Reservation Of Rights Letter

Dallas insurance attorneys need to be able to understand “reservation of rights” letters. A 1999, Dallas Court of Appeals opinion discusses an issue with these letters. The opinion is styled, Aetna Casualty & Surety Co. v. Naran.
On July 28, 1986, Naran’s home, garage and two cars were destroyed in a fire. The fire was caused by a catalytic converter installed on Naran’s 1984 Mercedes. It was installed by a franchisee of Village Imports. Naran sued Village Imports alleging negligent installation, breach of warranty, and DTPA violations. Village forwarded the lawsuit with a notice of loss to Aetna, their insurer. Aetna issued four different policies to Village, but all policies expired prior to the date of the fire. However, when the notice of loss was sent to Aetna, it mistakenly indicated that the date of loss was July 28, 1985 instead of 1986. Aetna hired an attorney to defend Village. Subsequently, Aetna learned of the actual date of the fire, and Village agreed to allow the withdrawal of the attorney hired by Aetna. A judgment was entered against Village, and Naran sued Aetna directly as a judgment creditor. The trial court granted Naran’s motion for summary judgment, and denied Aetna’s motion for summary judgment and this appeal was filed.

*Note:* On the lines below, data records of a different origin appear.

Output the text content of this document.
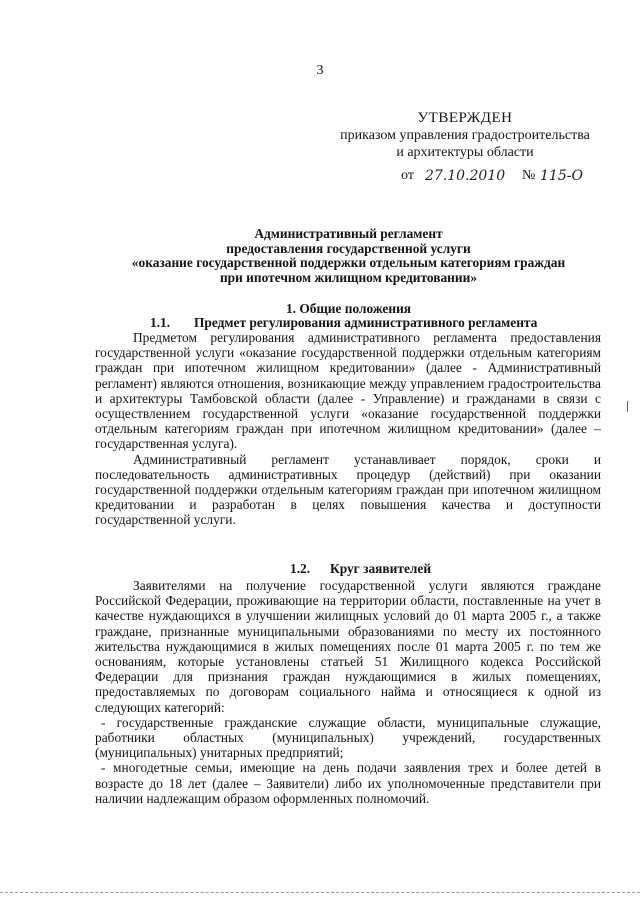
3
УТВЕРЖДЕН
приказом управления градостроительства
и архитектуры области
от 27.10.2010 № 115-О
Административный регламент
предоставления государственной услуги
«оказание государственной поддержки отдельным категориям граждан
при ипотечном жилищном кредитовании»
1. Общие положения
1.1. Предмет регулирования административного регламента

Предметом регулирования административного регламента предоставления государственной услуги «оказание государственной поддержки отдельным категориям граждан при ипотечном жилищном кредитовании» (далее - Административный регламент) являются отношения, возникающие между управлением градостроительства и архитектуры Тамбовской области (далее - Управление) и гражданами в связи с осуществлением государственной услуги «оказание государственной поддержки отдельным категориям граждан при ипотечном жилищном кредитовании» (далее – государственная услуга).

Административный регламент устанавливает порядок, сроки и последовательность административных процедур (действий) при оказании государственной поддержки отдельным категориям граждан при ипотечном жилищном кредитовании и разработан в целях повышения качества и доступности государственной услуги.

1.2. Круг заявителей

Заявителями на получение государственной услуги являются граждане Российской Федерации, проживающие на территории области, поставленные на учет в качестве нуждающихся в улучшении жилищных условий до 01 марта 2005 г., а также граждане, признанные муниципальными образованиями по месту их постоянного жительства нуждающимися в жилых помещениях после 01 марта 2005 г. по тем же основаниям, которые установлены статьей 51 Жилищного кодекса Российской Федерации для признания граждан нуждающимися в жилых помещениях, предоставляемых по договорам социального найма и относящиеся к одной из следующих категорий:

- государственные гражданские служащие области, муниципальные служащие, работники областных (муниципальных) учреждений, государственных (муниципальных) унитарных предприятий;

- многодетные семьи, имеющие на день подачи заявления трех и более детей в возрасте до 18 лет (далее – Заявители) либо их уполномоченные представители при наличии надлежащим образом оформленных полномочий.
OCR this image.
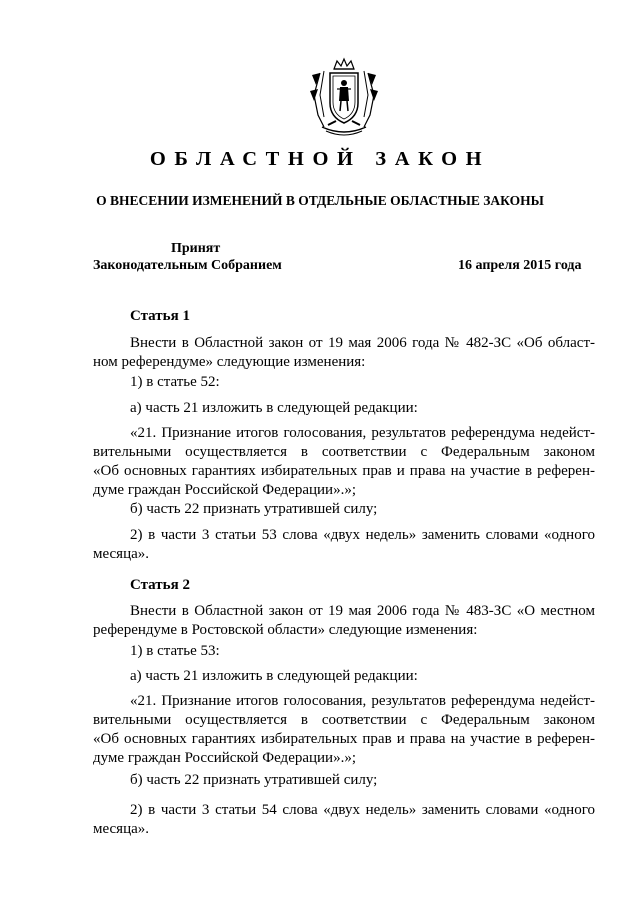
ОБЛАСТНОЙ ЗАКОН
О ВНЕСЕНИИ ИЗМЕНЕНИЙ В ОТДЕЛЬНЫЕ ОБЛАСТНЫЕ ЗАКОНЫ
Принят
Законодательным Собранием	16 апреля 2015 года
Статья 1
Внести в Областной закон от 19 мая 2006 года № 482-ЗС «Об област-
ном референдуме» следующие изменения:
1) в статье 52:
а) часть 21 изложить в следующей редакции:
«21. Признание итогов голосования, результатов референдума недейст-
вительными осуществляется в соответствии с Федеральным законом
«Об основных гарантиях избирательных прав и права на участие в референ-
думе граждан Российской Федерации».»;
б) часть 22 признать утратившей силу;
2) в части 3 статьи 53 слова «двух недель» заменить словами «одного
месяца».
Статья 2
Внести в Областной закон от 19 мая 2006 года № 483-ЗС «О местном
референдуме в Ростовской области» следующие изменения:
1) в статье 53:
а) часть 21 изложить в следующей редакции:
«21. Признание итогов голосования, результатов референдума недейст-
вительными осуществляется в соответствии с Федеральным законом
«Об основных гарантиях избирательных прав и права на участие в референ-
думе граждан Российской Федерации».»;
б) часть 22 признать утратившей силу;
2) в части 3 статьи 54 слова «двух недель» заменить словами «одного
месяца».
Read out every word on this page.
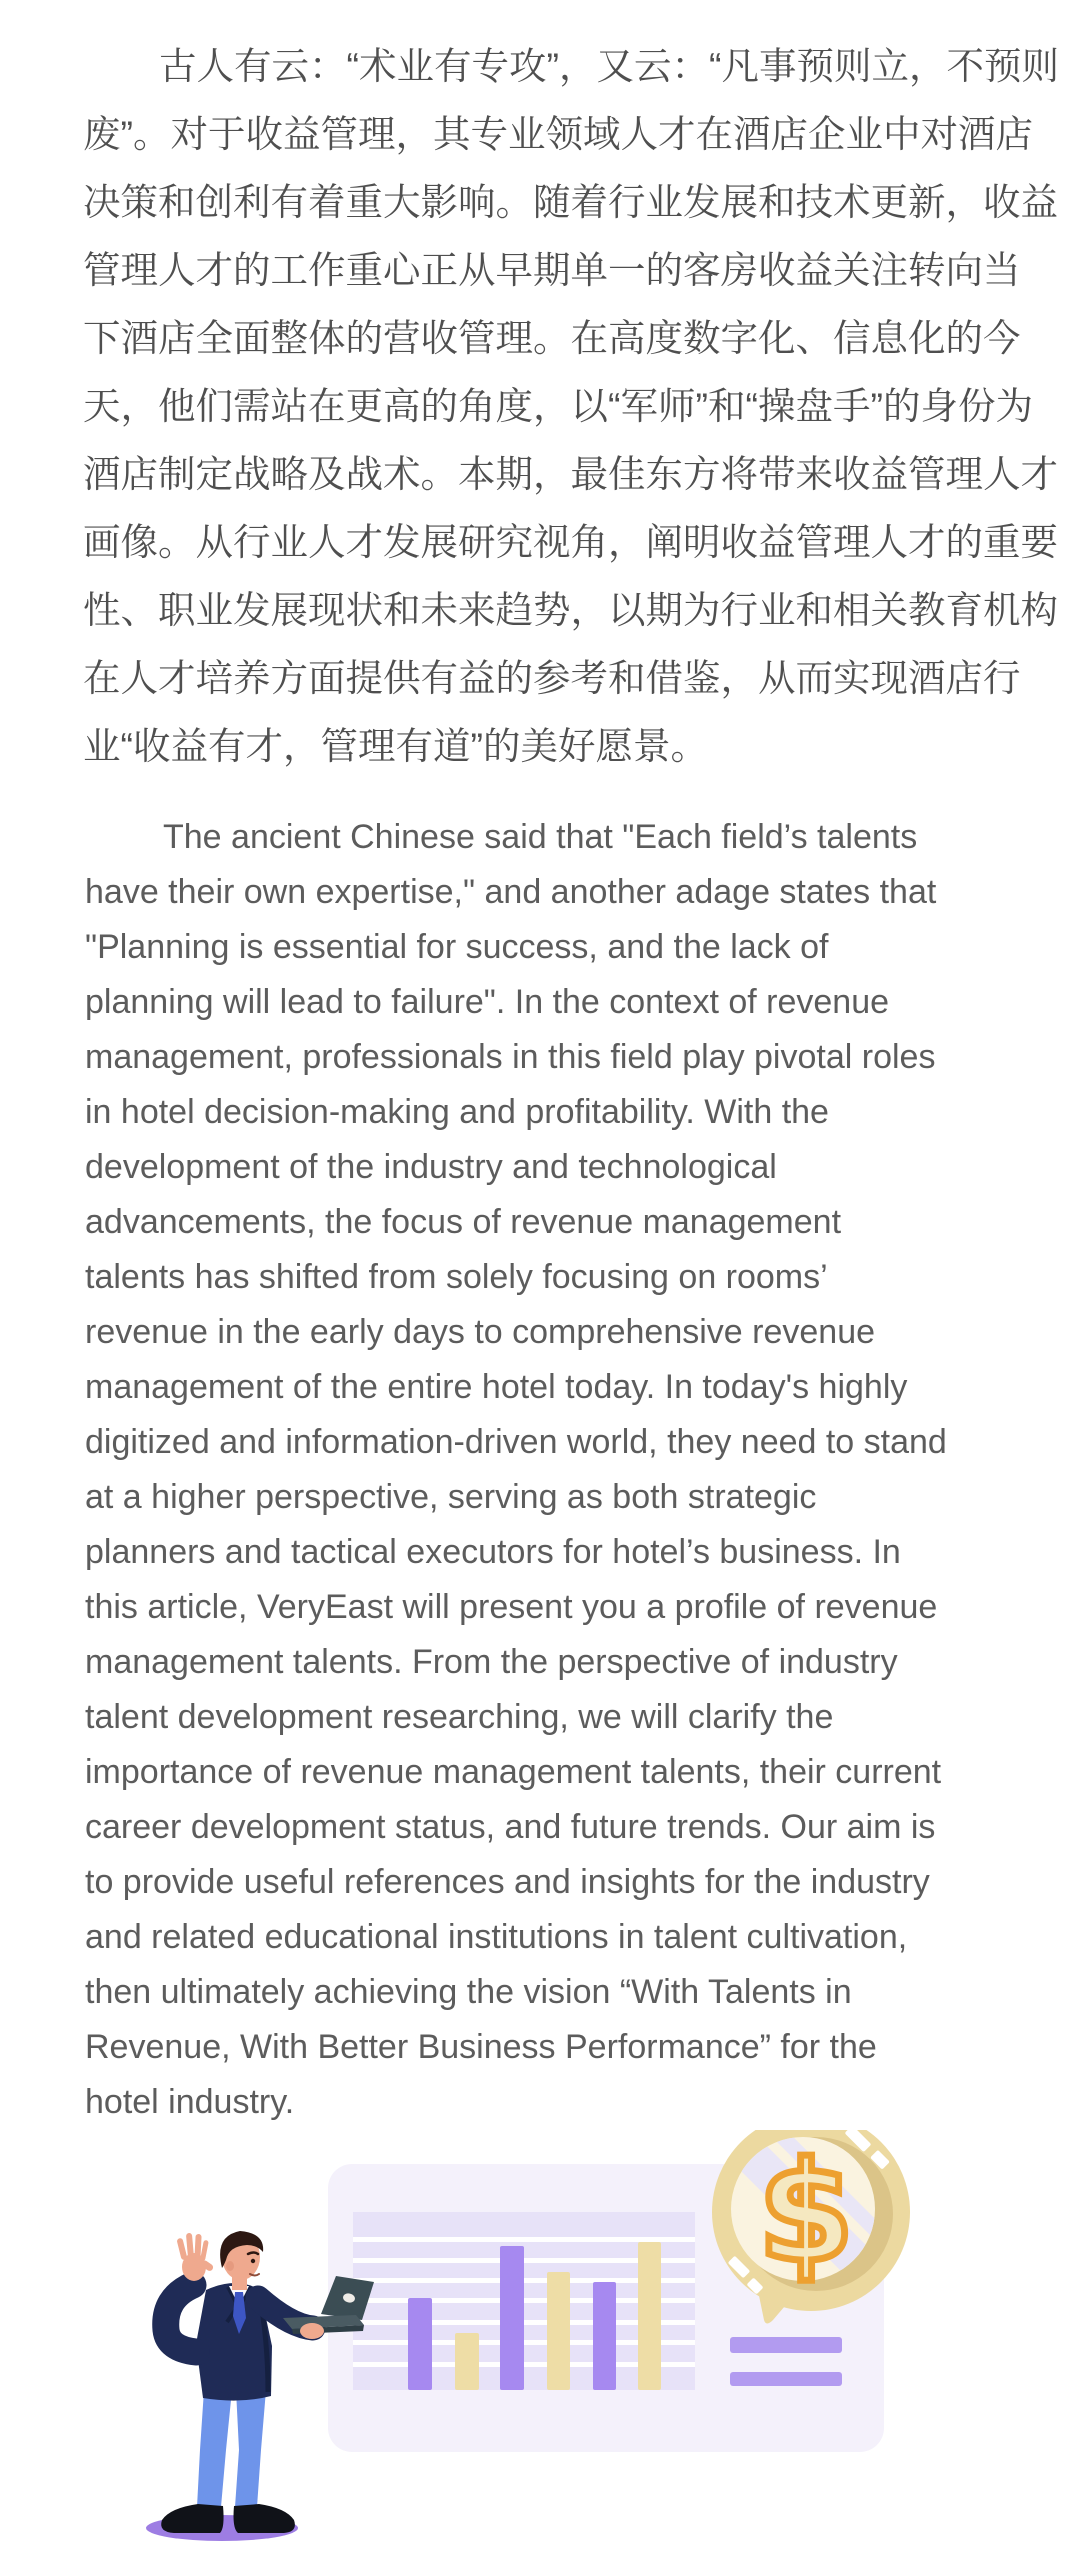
古人有云：“术业有专攻”，又云：“凡事预则立，不预则
废”。对于收益管理，其专业领域人才在酒店企业中对酒店
决策和创利有着重大影响。随着行业发展和技术更新，收益
管理人才的工作重心正从早期单一的客房收益关注转向当
下酒店全面整体的营收管理。在高度数字化、信息化的今
天，他们需站在更高的角度，以“军师”和“操盘手”的身份为
酒店制定战略及战术。本期，最佳东方将带来收益管理人才
画像。从行业人才发展研究视角，阐明收益管理人才的重要
性、职业发展现状和未来趋势，以期为行业和相关教育机构
在人才培养方面提供有益的参考和借鉴，从而实现酒店行
业“收益有才，管理有道”的美好愿景。
The ancient Chinese said that "Each field’s talents
have their own expertise," and another adage states that
"Planning is essential for success, and the lack of
planning will lead to failure". In the context of revenue
management, professionals in this field play pivotal roles
in hotel decision-making and profitability. With the
development of the industry and technological
advancements, the focus of revenue management
talents has shifted from solely focusing on rooms’
revenue in the early days to comprehensive revenue
management of the entire hotel today. In today's highly
digitized and information-driven world, they need to stand
at a higher perspective, serving as both strategic
planners and tactical executors for hotel’s business. In
this article, VeryEast will present you a profile of revenue
management talents. From the perspective of industry
talent development researching, we will clarify the
importance of revenue management talents, their current
career development status, and future trends. Our aim is
to provide useful references and insights for the industry
and related educational institutions in talent cultivation,
then ultimately achieving the vision “With Talents in
Revenue, With Better Business Performance” for the
hotel industry.
$
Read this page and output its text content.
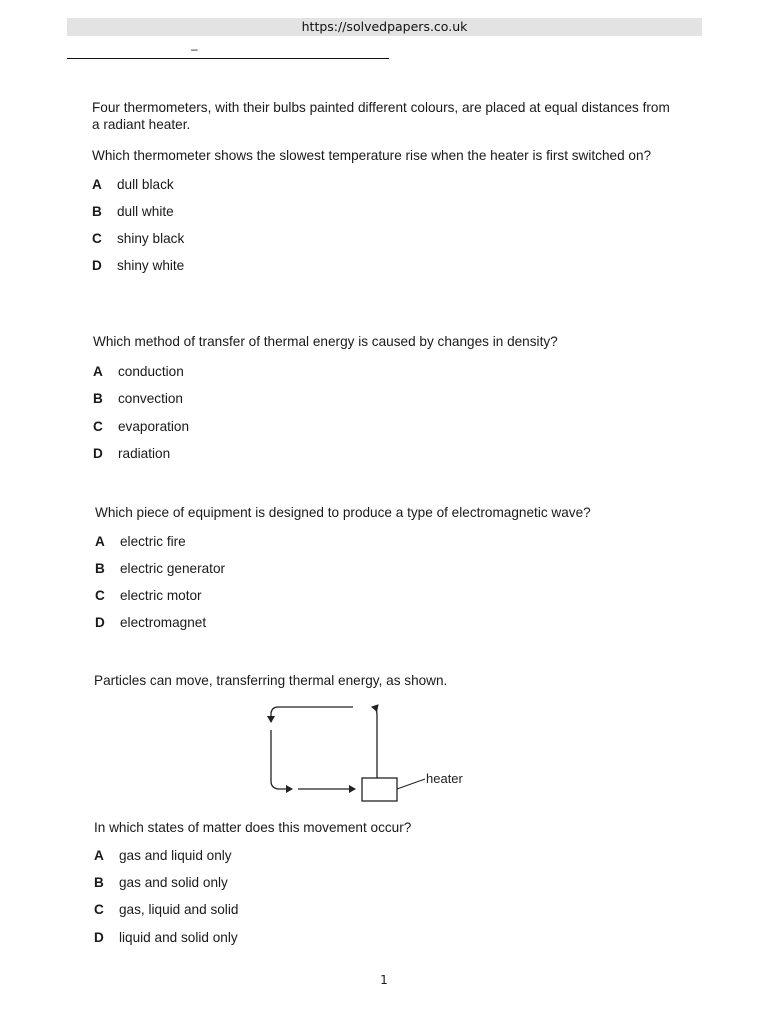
https://solvedpapers.co.uk
–
Four thermometers, with their bulbs painted different colours, are placed at equal distances from
a radiant heater.
Which thermometer shows the slowest temperature rise when the heater is first switched on?
A dull black
B dull white
C shiny black
D shiny white
Which method of transfer of thermal energy is caused by changes in density?
A conduction
B convection
C evaporation
D radiation
Which piece of equipment is designed to produce a type of electromagnetic wave?
A electric fire
B electric generator
C electric motor
D electromagnet
Particles can move, transferring thermal energy, as shown.
heater
In which states of matter does this movement occur?
A gas and liquid only
B gas and solid only
C gas, liquid and solid
D liquid and solid only
1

This Dallas Court of Appeals reversed the trial court. Naran had the burden of proving that the damages occurred during the Aetna policy period. Naran contended that the damage to Naran’s car commenced in March of 1985 when Naran began to drive the car with the defectively installed catalytic converter. Naran introduced expert testimony that the heat of the converter caused the moisture to be removed from the carpet in the car thereby lowering the ignition temperature of the carpet. The carpet was then eventually ignited from the heat. Naran argued that the continued heating was a continuous process of damage to the car, and he took the position that the court should apply the exposure theory or the continuous exposure theory to determine if property damage occurred during the policy period.
The Texas Supreme Court has never addressed the coverage trigger issue. The only theory ever applied in Texas has been the manifestation theory. The manifestation theory is dispositive here. There is no evidence in the record that the continuous heating caused property damage. Additionally, even if the heating caused property damage, there is no evidence that any damage was manifested during the policy period.
In an Austin Court of Appeals case, the court ruled that an insurer may be estopped from raising non-coverage defenses, when with knowledge of the facts indicating non-coverage, it assumes an insured’s defense without obtaining a reservation of rights or non-waiver agreement. In this case, Aetna claims representative first became aware of the actual date of the fire one month after the attorney it hired had filed an answer on Village’s behalf. Unlike the Austin Court of Appeals case, a reservation of rights letter would have been inappropriate in these circumstances because the record reflects that Aetna had no intention of continuing to defend Village. In addition, Naran failed to demonstrate that Village was prejudiced by Aetna’s failure to reserve its rights regarding potential coverage defenses. This Court concluded that to prevail on an estoppel theory, the insured must show that he was prejudiced by the insurer’s conduct. In this case, there is no evidence to support a claim of prejudice. Therefore, the carrier is not estopped to deny coverage.